Aniceto lloraba, como un niño. Toqué el timbre de su casa y nadie me atendió.
La ventana entreabierta de su dormitorio dejaba ver el espejo de un viejo
ropero y poco más. Le pregunté que le pasaba y escuché apenas un balbuceo.
Grité por Elena, mi abuela. No existían los celulares y el vecino más cercano
se encontraba en su trabajo. Sin saber que hacer estuve unos quince minutos
hasta que vi entrar por el pasillo a mi abuela a paso tranquilo, con la bolsa
de los mandados. Se sobresaltó al verme. Le dije que el abuelo estaba llorando.
Me dijo que no, que habría escuchado mal. Y agregó: "andá nomas, andá, yo me arreglo…" Miré a mi abuela de una manera que
hizo que se calle. Titubeó una mentira: “No encuentro las llaves”. Dejá ,abuela
yo las busco, dije, tomando su viejo monedero con flores. Las llaves estaban allí,
bien a la vista.
Al entrar vi la foto que no se
olvida. Aniceto estaba atado de pies y manos a la cama, llorando. “Y que querés,
si no lo ato se escapa…yo ya no doy más…”
En aquellos años aun no se había escuchado
demasiado sobre el Alzheimer.

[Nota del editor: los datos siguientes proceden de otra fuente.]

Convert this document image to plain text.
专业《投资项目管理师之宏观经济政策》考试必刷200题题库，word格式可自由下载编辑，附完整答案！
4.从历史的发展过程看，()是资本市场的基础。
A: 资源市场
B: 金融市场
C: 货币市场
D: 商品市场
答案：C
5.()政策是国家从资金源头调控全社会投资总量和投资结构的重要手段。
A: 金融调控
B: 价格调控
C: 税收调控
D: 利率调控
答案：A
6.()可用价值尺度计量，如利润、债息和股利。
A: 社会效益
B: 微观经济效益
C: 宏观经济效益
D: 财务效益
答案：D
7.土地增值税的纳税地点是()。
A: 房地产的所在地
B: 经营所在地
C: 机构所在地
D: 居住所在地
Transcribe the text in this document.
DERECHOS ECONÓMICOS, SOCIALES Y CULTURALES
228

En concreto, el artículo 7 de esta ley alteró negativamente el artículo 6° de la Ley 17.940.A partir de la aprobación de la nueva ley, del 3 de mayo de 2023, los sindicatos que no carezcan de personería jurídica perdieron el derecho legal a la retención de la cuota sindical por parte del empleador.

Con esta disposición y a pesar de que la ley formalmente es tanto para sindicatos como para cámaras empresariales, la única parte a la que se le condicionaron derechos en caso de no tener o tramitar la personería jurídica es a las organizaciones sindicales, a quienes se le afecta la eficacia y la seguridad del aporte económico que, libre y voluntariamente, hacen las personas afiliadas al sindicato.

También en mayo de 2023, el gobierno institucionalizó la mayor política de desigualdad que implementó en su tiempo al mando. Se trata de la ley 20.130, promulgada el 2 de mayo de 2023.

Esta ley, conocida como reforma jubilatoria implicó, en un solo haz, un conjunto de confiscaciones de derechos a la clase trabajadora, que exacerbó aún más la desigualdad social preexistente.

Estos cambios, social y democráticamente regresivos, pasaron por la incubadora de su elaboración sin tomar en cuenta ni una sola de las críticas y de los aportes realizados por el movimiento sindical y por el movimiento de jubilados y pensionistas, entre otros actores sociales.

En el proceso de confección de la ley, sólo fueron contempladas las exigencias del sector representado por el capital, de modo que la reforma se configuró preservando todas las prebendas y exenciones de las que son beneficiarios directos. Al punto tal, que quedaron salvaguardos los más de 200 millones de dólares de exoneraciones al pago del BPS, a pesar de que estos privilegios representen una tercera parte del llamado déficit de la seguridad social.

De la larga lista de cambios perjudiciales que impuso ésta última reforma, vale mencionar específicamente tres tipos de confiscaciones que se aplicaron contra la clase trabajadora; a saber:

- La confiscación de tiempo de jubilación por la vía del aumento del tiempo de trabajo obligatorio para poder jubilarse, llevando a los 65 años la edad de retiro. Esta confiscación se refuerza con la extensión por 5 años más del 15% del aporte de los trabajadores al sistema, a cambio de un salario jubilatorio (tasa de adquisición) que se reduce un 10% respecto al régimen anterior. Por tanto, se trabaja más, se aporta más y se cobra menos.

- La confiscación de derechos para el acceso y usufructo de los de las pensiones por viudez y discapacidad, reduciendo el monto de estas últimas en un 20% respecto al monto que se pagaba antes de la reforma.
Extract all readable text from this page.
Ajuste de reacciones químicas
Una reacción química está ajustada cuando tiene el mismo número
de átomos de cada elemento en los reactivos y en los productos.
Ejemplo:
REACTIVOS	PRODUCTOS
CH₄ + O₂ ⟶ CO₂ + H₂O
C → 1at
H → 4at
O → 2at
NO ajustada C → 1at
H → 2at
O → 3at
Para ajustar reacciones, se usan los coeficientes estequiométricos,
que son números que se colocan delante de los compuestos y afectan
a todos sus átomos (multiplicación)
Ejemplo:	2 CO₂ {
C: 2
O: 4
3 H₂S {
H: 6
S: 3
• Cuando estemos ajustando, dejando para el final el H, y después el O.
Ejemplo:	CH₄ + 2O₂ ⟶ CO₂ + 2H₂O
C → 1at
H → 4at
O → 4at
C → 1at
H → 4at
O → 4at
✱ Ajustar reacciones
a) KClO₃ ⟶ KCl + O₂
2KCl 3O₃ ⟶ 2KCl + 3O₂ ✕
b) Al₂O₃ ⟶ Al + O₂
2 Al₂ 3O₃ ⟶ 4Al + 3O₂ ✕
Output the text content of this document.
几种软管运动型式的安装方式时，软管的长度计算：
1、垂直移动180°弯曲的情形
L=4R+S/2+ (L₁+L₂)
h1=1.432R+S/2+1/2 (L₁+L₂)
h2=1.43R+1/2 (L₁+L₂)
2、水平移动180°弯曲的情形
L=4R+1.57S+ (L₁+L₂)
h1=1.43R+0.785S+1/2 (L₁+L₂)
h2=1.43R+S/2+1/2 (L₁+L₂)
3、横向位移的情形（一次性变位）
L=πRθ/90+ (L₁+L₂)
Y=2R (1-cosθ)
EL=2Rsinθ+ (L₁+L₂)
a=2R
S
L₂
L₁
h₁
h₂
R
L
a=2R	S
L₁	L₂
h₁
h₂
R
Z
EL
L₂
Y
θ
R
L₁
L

Aniceto vivió unos pocos meses más. Jamás volví a
hablarle a mi abuela.
En esta otra foto esta Aniceto,
muerto. Fue la primera muerte de mi vida. En su cajón de muerte estaba amarillo
y vestido con corbata. Fue en aquel momento en el que decidí que jamás volvería a mirar a un ser querido que hubiese muerto.
Razoné que preferiría recordar a aquella persona de otra manera, con vida,
sonriente, enojada o como fuese pero no así, no así.
O quizás fuese simplemente cobardía.
Una pileta profunda,una llave vieja, un auto hermoso
Una radio única (para mi), el inmenso pino, unas fotos color sepia
Y otras a color,
Aniceto.
O quizás fuese simplemente cobardía.
Una pileta profunda,una llave vieja, un auto hermoso
Una radio única (para mi), el inmenso pino, unas fotos color sepia
Y otras a color,
Aniceto.
* de todas las cosas aquí contadas, alguna, quizás , sea cierta.